Paisley and Plaid

“1001 Books You Must Read Before You Die”

May 23, 2008 · 7 Comments

Or else what? Objectionable use of the word “must” it seems. Of course the editor, Peter Boxall, wants to raise our literary antennae because he knows we haven’t read these books, not most of them, and so with the implied inferiority of cretins like us, the challenge to our education, we read his list. We are weighed and found wanting. Score one.

A vampire book, Mr. Boxall?

According to William Grimes in the Books section of the NYT, (RSS to right)  Boxall wants to critique “canonicity.” Academics subscribe to a long-standing list of must reads of their own: what an educated person should have read to be considered well-read, having encountered significant ideas well expressed that are life and possibly world changing. The classics.  They are under scrutiny if not attack. Interview With a Vampire is on par with Nineteen Eighty Four these days.

And the point can be made:  So if I haven’t read Macbeth, I don’t understand overweaning pride and ambition? Minus Huck Finn I won’t ever comprehend racial injustice or the painful initiation into adulthood and self reliance? 

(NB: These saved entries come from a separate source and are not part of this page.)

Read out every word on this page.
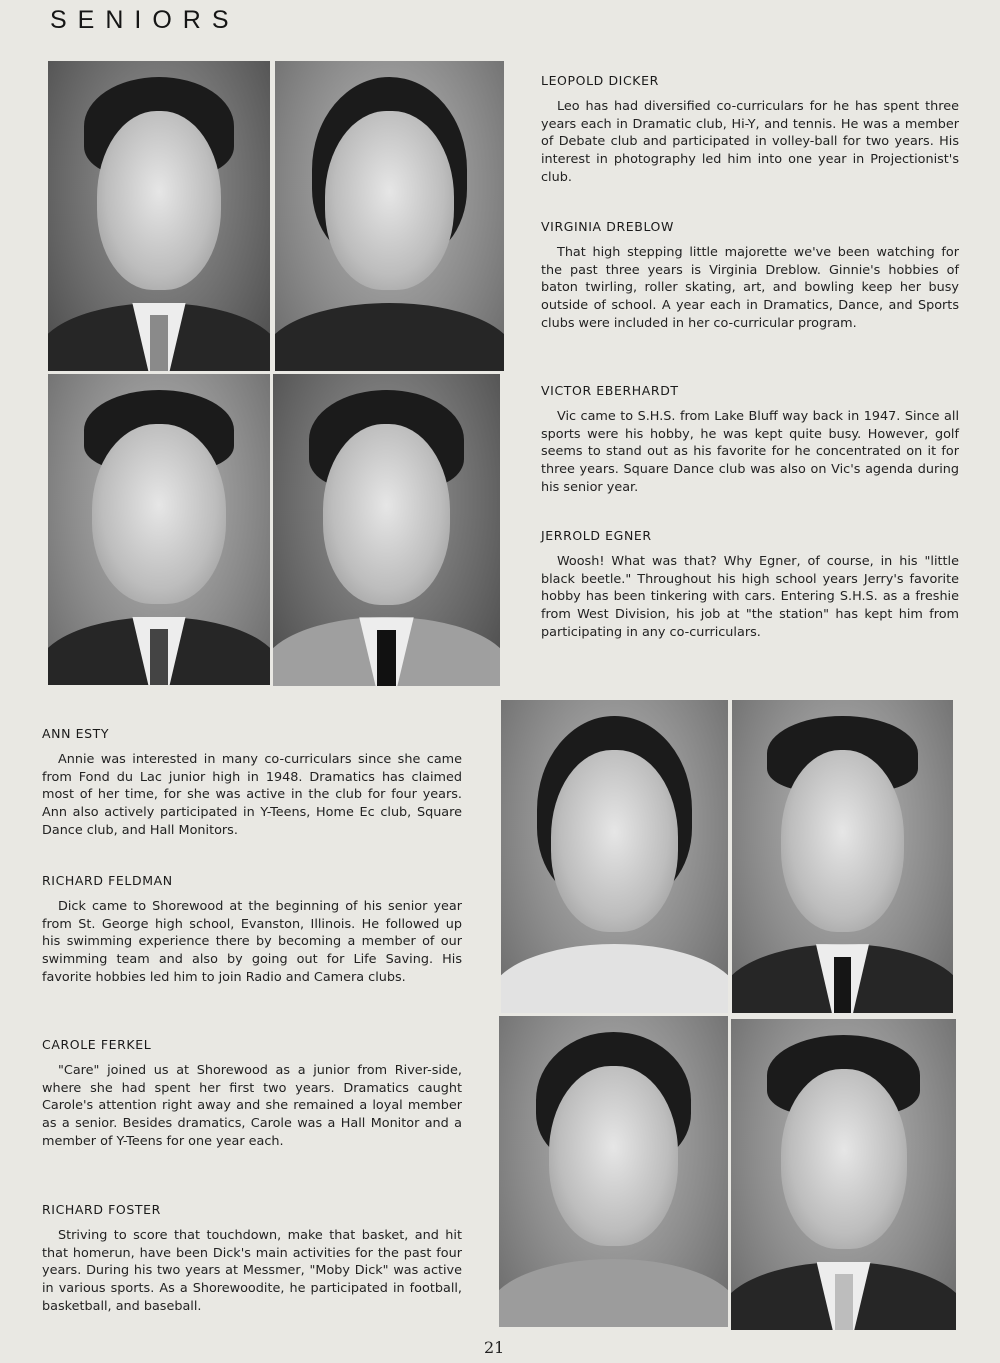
SENIORS
LEOPOLD DICKER

Leo has had diversified co-curriculars for he has spent three years each in Dramatic club, Hi-Y, and tennis. He was a member of Debate club and participated in volley-ball for two years. His interest in photography led him into one year in Projectionist's club.

VIRGINIA DREBLOW

That high stepping little majorette we've been watching for the past three years is Virginia Dreblow. Ginnie's hobbies of baton twirling, roller skating, art, and bowling keep her busy outside of school. A year each in Dramatics, Dance, and Sports clubs were included in her co-curricular program.

VICTOR EBERHARDT

Vic came to S.H.S. from Lake Bluff way back in 1947. Since all sports were his hobby, he was kept quite busy. However, golf seems to stand out as his favorite for he concentrated on it for three years. Square Dance club was also on Vic's agenda during his senior year.

JERROLD EGNER

Woosh! What was that? Why Egner, of course, in his "little black beetle." Throughout his high school years Jerry's favorite hobby has been tinkering with cars. Entering S.H.S. as a freshie from West Division, his job at "the station" has kept him from participating in any co-curriculars.

ANN ESTY

Annie was interested in many co-curriculars since she came from Fond du Lac junior high in 1948. Dramatics has claimed most of her time, for she was active in the club for four years. Ann also actively participated in Y-Teens, Home Ec club, Square Dance club, and Hall Monitors.

RICHARD FELDMAN

Dick came to Shorewood at the beginning of his senior year from St. George high school, Evanston, Illinois. He followed up his swimming experience there by becoming a member of our swimming team and also by going out for Life Saving. His favorite hobbies led him to join Radio and Camera clubs.

CAROLE FERKEL

"Care" joined us at Shorewood as a junior from River-side, where she had spent her first two years. Dramatics caught Carole's attention right away and she remained a loyal member as a senior. Besides dramatics, Carole was a Hall Monitor and a member of Y-Teens for one year each.

RICHARD FOSTER

Striving to score that touchdown, make that basket, and hit that homerun, have been Dick's main activities for the past four years. During his two years at Messmer, "Moby Dick" was active in various sports. As a Shorewoodite, he participated in football, basketball, and baseball.

21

No one “must read” anything. And I suspect that good common sense, humanity, pathos and social conscience may be bred without any reading, especially fiction, which comprises most of the 1001.

Having said that, I’m a Canon-ite. I believe in the value of certain agreed -upon fictions in providing illumination, clarity, appreciation, and joy regarding the human condition, all areas.

What I object to is the cocktail party game of one-up everybody with what we’ve read. Using classic literature for snobbery and denigration is ironically unfortunate. Somebody missed the lesson in all those pages.

Categories: English matters · Literature (not poetry)
Tagged: , , , , , , ,

7 responses so far ↓

  • Daughter Dearest // May 23, 2008 at 7:25 pm | Reply

    I object strenuously to your objection to Interview with a Vampire. One- you haven’t read it. Two- it’s been around since the 70’s. It’s time to acknowlegde its greatness. After all, nobody objects to Dracula being called a classic.

  • paisleyandplaid // May 23, 2008 at 9:02 pm | Reply

    “Strenuously object?” Isn’t that from “A few good men?” Noted. However, Dracula isn’t in the canon that I mention. And you’re right; I haven’t read anything by Anne Rice and don’t intend to. Around since the ’70’s?

  • Daughter Dearest // May 24, 2008 at 10:31 pm | Reply

    I don’t know if it’s in A Few Good Men…the only speech is can recite from that movie is the famous one. Which canon are you talking about that Dracula isn’t included? My hardback copy is from the Barnes and Noble classics line :-) And yes, Interview with a Vampire was published in 1979 I believe.

  • theexile // May 28, 2008 at 10:36 am | Reply

    The Canon. It’s ever evolving; books and writers drop in and out of favor over the centuries for various reasons: political, social, religious, aesthetic, etc. The Western Canon seemed a big issue in the 90s, when I was in grad school. At least it was for some writers like Milton. Of course, the question of canon also rests on the question of whose canon are we talking about? Do Westerners (west of what?) include Murasaki Shikibu’s novel Tale of the Gengi, written at least a thousand years before a recognizable novel like Don Quixote surfaced in Europe?

    Anyhow, this is a nice post, especially questioning “must reads,” although lists like that are nice to have and explore and maybe follow if so inclined, should a particular book on the list intrigue you. The only “must reads” I can think of would be knowing at least some of the Authorized Version (King James) of the Bible, and at least some Shakespeare. Those two just to manage the allusions in some of the literature — at least in the English canon — before, say, 1968.

    But the best reference for reading is other readers. Word-of-mouth marketing.

    And Ann Rice does a novel thing with the vampire figure in Interview With the Vampire, making the vampire an existential antihero. Also, it’s worth a read for the language, sopped as it is with the rhythmic lilt of Rice’s native New Orleans, though the prose is spare and economical, or at least that is how the language is as my memory recalls it.

  • paisleyandplaid // May 28, 2008 at 11:27 am | Reply

    I appreciate the comment. And you and D.D. talked me into it: after these last few pages of Beloved, I’m going to read Interview w/a Vampire! Will I need garlic? I’ll try to willingly suspend any disbelief and not be too biased. Bible and Shakespeare — true must reads, I agree.

  • theexile // May 28, 2008 at 12:11 pm | Reply

    Garlic really only necessary if you decide to read Dracula as well.

  • paisleyandplaid // May 28, 2008 at 2:20 pm | Reply

    No Dracula. But semi-seriously, this is dark stuff. And with the power of words and all . . . I’m just saying . . .a little concerned here. I’ll brave it — daylight hours only.